Author/Authors :
S. Fritzsche، نويسنده , , J. Anton، نويسنده ,
Abstract :
Determinant expansions of atomic wave functions have several advantages for calculating transition probabilities and cross sections. For instance, such a representation can easily be applied to rather a large number of transition operators and also in order to include rearrangement effects of the bound-state density following the excitation or the decay of an atomic state. In practice, the rearrangement of the electron density is most simply taken into account if the variation of the initial and final state wave functions is carried out separately in studying transition or ionization processes. Of course, such a computational procedure yields sets of one-electron orbitals which are not quite orthogonal to each other and which do require special care in evaluating the (many-electron) transition matrix.For relativistic wave functions of the atomic structure package GRASP92 [F.A. Parpia, C.F. Fischer, I.P. Grant, CPC 92 (1996) 249], a determinant representation of the atomic states is obtained by the CESD97 program [S. Fritzsche, I.P. Grant, CPC 103 (1997) 277]. This program performs a complete expansion of symmetry-adapted functions and has been found useful in a number of applications. For accurate transition probability studies, however, often large wave function expansions of several ten or even hundred thousand determinants are required which cannot be handled by CESD97 due to the demand on memory and computing time. Further difficulties were caused by the tight binding of both GRASP92 and CESD97 to the IBM XL Fortran standard.
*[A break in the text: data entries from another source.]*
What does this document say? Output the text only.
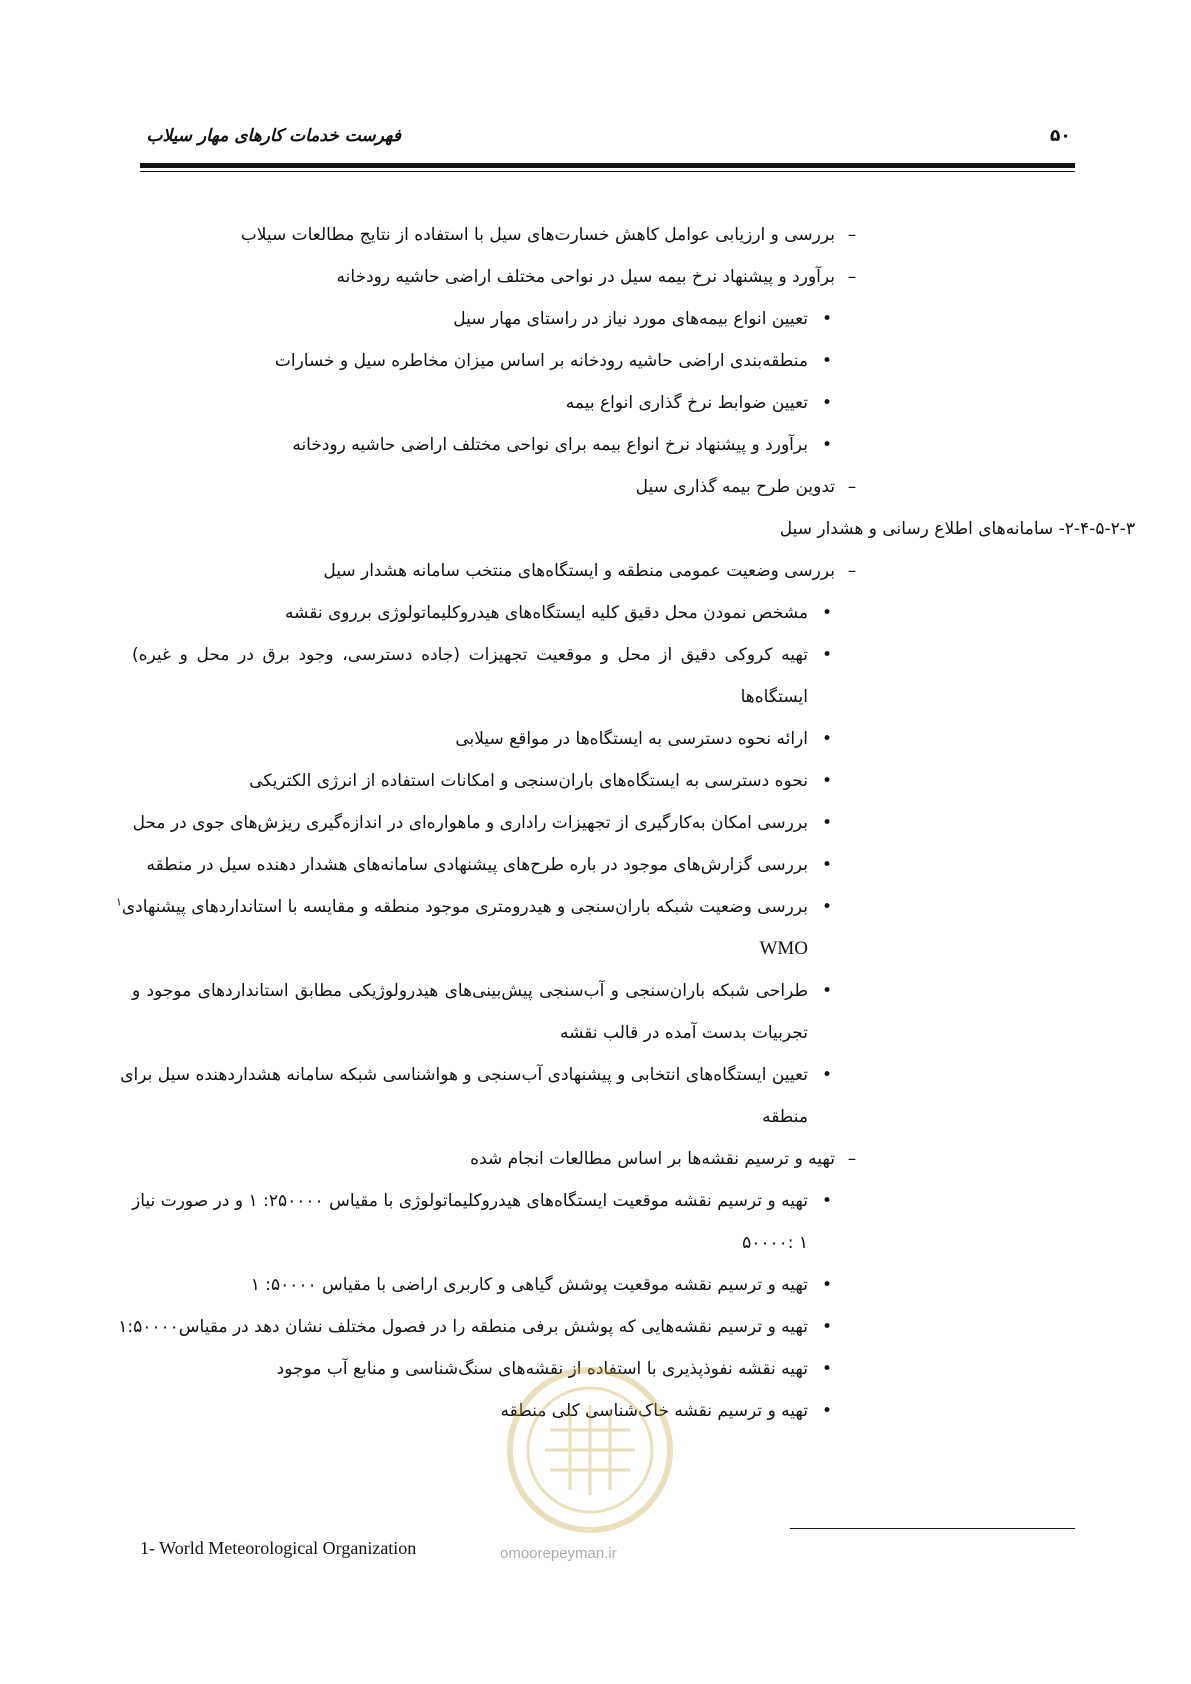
فهرست خدمات کارهای مهار سیلاب	۵۰
–
بررسی و ارزیابی عوامل کاهش خسارت‌های سیل با استفاده از نتایج مطالعات سیلاب
–
برآورد و پیشنهاد نرخ بیمه سیل در نواحی مختلف اراضی حاشیه رودخانه
•
تعیین انواع بیمه‌های مورد نیاز در راستای مهار سیل
•
منطقه‌بندی اراضی حاشیه رودخانه بر اساس میزان مخاطره سیل و خسارات
•
تعیین ضوابط نرخ گذاری انواع بیمه
•
برآورد و پیشنهاد نرخ انواع بیمه برای نواحی مختلف اراضی حاشیه رودخانه
–
تدوین طرح بیمه گذاری سیل
۲-۴-۵-۲-۳- سامانه‌های اطلاع رسانی و هشدار سیل
–
بررسی وضعیت عمومی منطقه و ایستگاه‌های منتخب سامانه هشدار سیل
•
مشخص نمودن محل دقیق کلیه ایستگاه‌های هیدروکلیماتولوژی برروی نقشه
•
تهیه کروکی دقیق از محل و موقعیت تجهیزات (جاده دسترسی، وجود برق در محل و غیره)
ایستگاه‌ها
•
ارائه نحوه دسترسی به ایستگاه‌ها در مواقع سیلابی
•
نحوه دسترسی به ایستگاه‌های باران‌سنجی و امکانات استفاده از انرژی الکتریکی
•
بررسی امکان به‌کارگیری از تجهیزات راداری و ماهواره‌ای در اندازه‌گیری ریزش‌های جوی در محل
•
بررسی گزارش‌های موجود در باره طرح‌های پیشنهادی سامانه‌های هشدار دهنده سیل در منطقه
•
بررسی وضعیت شبکه باران‌سنجی و هیدرومتری موجود منطقه و مقایسه با استانداردهای پیشنهادی$^۱$
WMO
•
طراحی شبکه باران‌سنجی و آب‌سنجی پیش‌بینی‌های هیدرولوژیکی مطابق استانداردهای موجود و
تجربیات بدست آمده در قالب نقشه
•
تعیین ایستگاه‌های انتخابی و پیشنهادی آب‌سنجی و هواشناسی شبکه سامانه هشداردهنده سیل برای
منطقه
–
تهیه و ترسیم نقشه‌ها بر اساس مطالعات انجام شده
•
تهیه و ترسیم نقشه موقعیت ایستگاه‌های هیدروکلیماتولوژی با مقیاس ۲۵۰۰۰۰: ۱ و در صورت نیاز
۱ :۵۰۰۰۰
•
تهیه و ترسیم نقشه موقعیت پوشش گیاهی و کاربری اراضی با مقیاس ۵۰۰۰۰: ۱
•
تهیه و ترسیم نقشه‌هایی که پوشش برفی منطقه را در فصول مختلف نشان دهد در مقیاس۱:۵۰۰۰۰
•
تهیه نقشه نفوذپذیری با استفاده از نقشه‌های سنگ‌شناسی و منابع آب موجود
•
تهیه و ترسیم نقشه خاک‌شناسی کلی منطقه
omoorepeyman.ir
1- World Meteorological Organization
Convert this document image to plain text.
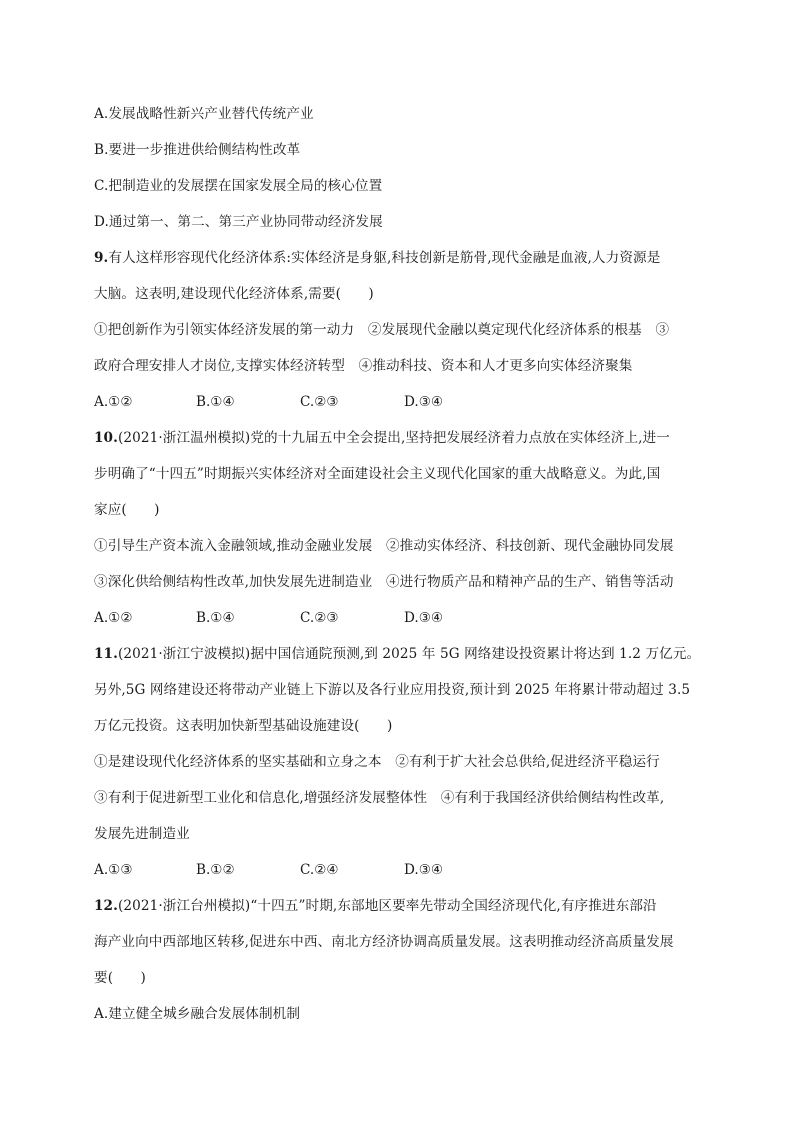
A.发展战略性新兴产业替代传统产业
B.要进一步推进供给侧结构性改革
C.把制造业的发展摆在国家发展全局的核心位置
D.通过第一、第二、第三产业协同带动经济发展
9.有人这样形容现代化经济体系:实体经济是身躯,科技创新是筋骨,现代金融是血液,人力资源是
大脑。这表明,建设现代化经济体系,需要(　　)
①把创新作为引领实体经济发展的第一动力　②发展现代金融以奠定现代化经济体系的根基　③
政府合理安排人才岗位,支撑实体经济转型　④推动科技、资本和人才更多向实体经济聚集
A.①②	B.①④	C.②③	D.③④
10.(2021·浙江温州模拟)党的十九届五中全会提出,坚持把发展经济着力点放在实体经济上,进一
步明确了“十四五”时期振兴实体经济对全面建设社会主义现代化国家的重大战略意义。为此,国
家应(　　)
①引导生产资本流入金融领域,推动金融业发展　②推动实体经济、科技创新、现代金融协同发展
③深化供给侧结构性改革,加快发展先进制造业　④进行物质产品和精神产品的生产、销售等活动
A.①②	B.①④	C.②③	D.③④
11.(2021·浙江宁波模拟)据中国信通院预测,到 2025 年 5G 网络建设投资累计将达到 1.2 万亿元。
另外,5G 网络建设还将带动产业链上下游以及各行业应用投资,预计到 2025 年将累计带动超过 3.5
万亿元投资。这表明加快新型基础设施建设(　　)
①是建设现代化经济体系的坚实基础和立身之本　②有利于扩大社会总供给,促进经济平稳运行
③有利于促进新型工业化和信息化,增强经济发展整体性　④有利于我国经济供给侧结构性改革,
发展先进制造业
A.①③	B.①②	C.②④	D.③④
12.(2021·浙江台州模拟)“十四五”时期,东部地区要率先带动全国经济现代化,有序推进东部沿
海产业向中西部地区转移,促进东中西、南北方经济协调高质量发展。这表明推动经济高质量发展
要(　　)
A.建立健全城乡融合发展体制机制
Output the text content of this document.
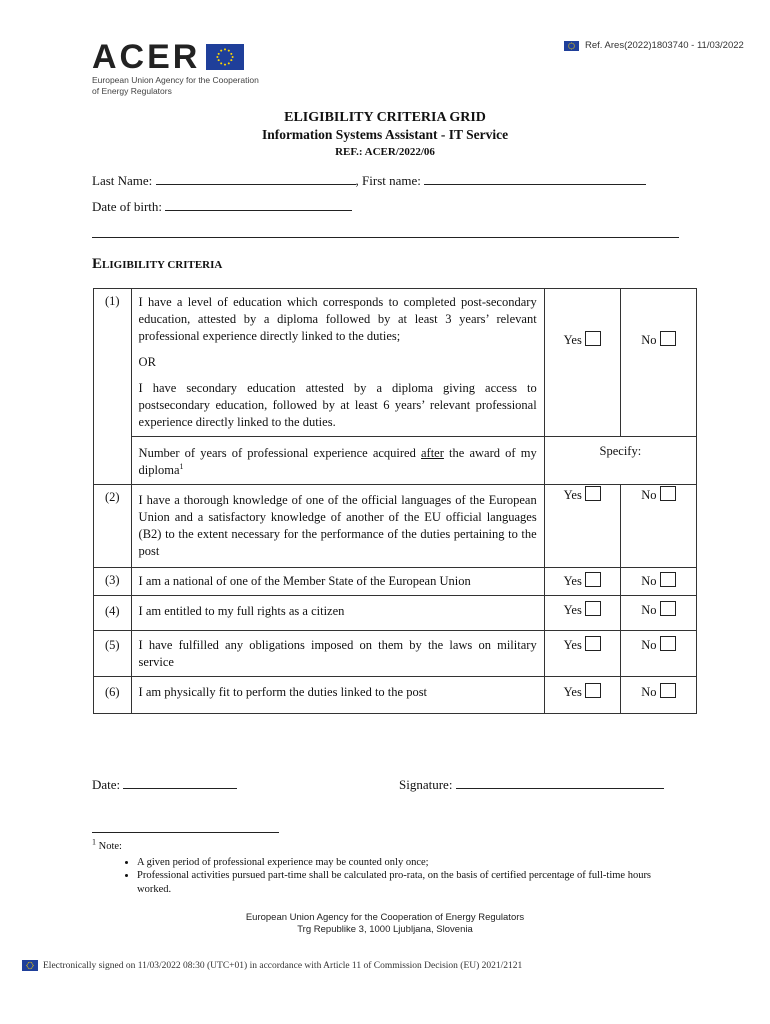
Ref. Ares(2022)1803740 - 11/03/2022
ACER
European Union Agency for the Cooperation
of Energy Regulators
ELIGIBILITY CRITERIA GRID
Information Systems Assistant - IT Service
REF.: ACER/2022/06
Last Name:	, First name:
Date of birth:
ELIGIBILITY CRITERIA
(1)	I have a level of education which corresponds to completed post-secondary education, attested by a diploma followed by at least 3 years’ relevant professional experience directly linked to the duties;

OR

I have secondary education attested by a diploma giving access to postsecondary education, followed by at least 6 years’ relevant professional experience directly linked to the duties.	Yes	No
	Number of years of professional experience acquired after the award of my diploma$^1$	Specify:	
(2)	I have a thorough knowledge of one of the official languages of the European Union and a satisfactory knowledge of another of the EU official languages (B2) to the extent necessary for the performance of the duties pertaining to the post	Yes	No
(3)	I am a national of one of the Member State of the European Union	Yes	No
(4)	I am entitled to my full rights as a citizen	Yes	No
(5)	I have fulfilled any obligations imposed on them by the laws on military service	Yes	No
(6)	I am physically fit to perform the duties linked to the post	Yes	No
Date:	Signature:
$^1$ Note:
• A given period of professional experience may be counted only once;
• Professional activities pursued part-time shall be calculated pro-rata, on the basis of certified percentage of full-time hours worked.
European Union Agency for the Cooperation of Energy Regulators
Trg Republike 3, 1000 Ljubljana, Slovenia
Electronically signed on 11/03/2022 08:30 (UTC+01) in accordance with Article 11 of Commission Decision (EU) 2021/2121
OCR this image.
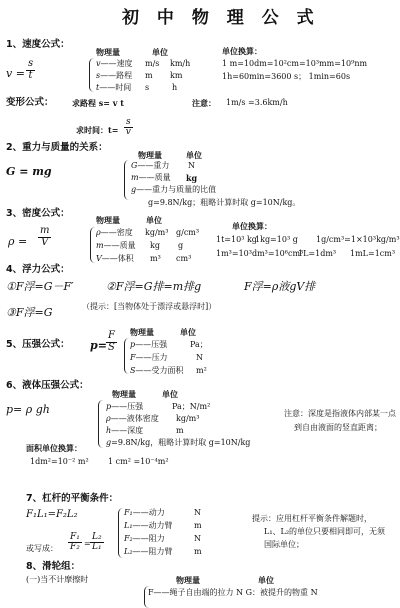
初 中 物 理 公 式
1、速度公式：
$v = \frac{s}{t}$
物理量	单位	单位换算：
v——速度 m/s km/h
s——路程 m km
t——时间 s	h
1 m=10dm=10²cm=10³mm=10⁹nm
1h=60min=3600 s； 1min=60s
变形公式： 求路程 s= v t	注意： 1m/s =3.6km/h
求时间：$t= \frac{s}{v}$
2、重力与质量的关系：
G = mg
物理量	单位
G——重力 N
m——质量 kg
g——重力与质量的比值
g=9.8N/kg；粗略计算时取 g=10N/kg。
3、密度公式：
$\rho = \frac{m}{V}$
物理量	单位
单位换算：
ρ——密度 kg/m³ g/cm³
m——质量 kg g
V——体积 m³ cm³
1t=10³ kg
1kg=10³ g 1g/cm³=1×10³kg/m³
1m³=10³dm³=10⁶cm³
1L=1dm³ 1mL=1cm³
4、浮力公式：
①F浮=G－F′	②F浮=G排=m排g	F浮=ρ液gV排
③F浮=G	（提示：[当物体处于漂浮或悬浮时]）
5、压强公式： $p= \frac{F}{S}$ 物理量	单位
p——压强	Pa；
F——压力	N
S——受力面积 m²
6、液体压强公式：
p= ρ gh
物理量	单位
p——压强	Pa；N/m²
ρ——液体密度 kg/m³
h——深度	m
g=9.8N/kg，粗略计算时取 g=10N/kg
注意：深度是指液体内部某一点
到自由液面的竖直距离；
面积单位换算：
1dm²=10⁻² m² 1 cm² =10⁻⁴m²
7、杠杆的平衡条件：
F₁L₁=F₂L₂
或写成： $\frac{\text{F₁}}{\text{F₂}} = \frac{\text{L₂}}{\text{L₁}}$
F₁——动力	N
L₁——动力臂	m
F₂——阻力	N
L₂——阻力臂	m
提示：应用杠杆平衡条件解题时，
L₁、L₂的单位只要相同即可，无须
国际单位；
8、滑轮组：
(一)当不计摩擦时	物理量	单位
F——绳子自由端的拉力 N G：被提升的物重 N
To overcome these difficulties and to facilitate the transfer to other architectures, CESD97 has entirely been rewritten according to the ANSI standard Fortran 90/95. The new version, CESD99, considerably improves the efficiency of large computations and, now, enables wave function expansions based on several (hundred) thousand determinants. The conversion to Fortran 90/95 is considered as major step to render the CESD program ready to use for systematic investigations of open-shell atoms. CESD99 is part of the RATIP package for the calculation of relativistic atomic transition and ionization properties and will be distributed within this framework [S. Fritzsche, C.F. Fischer, C.Z. Dong, this volume].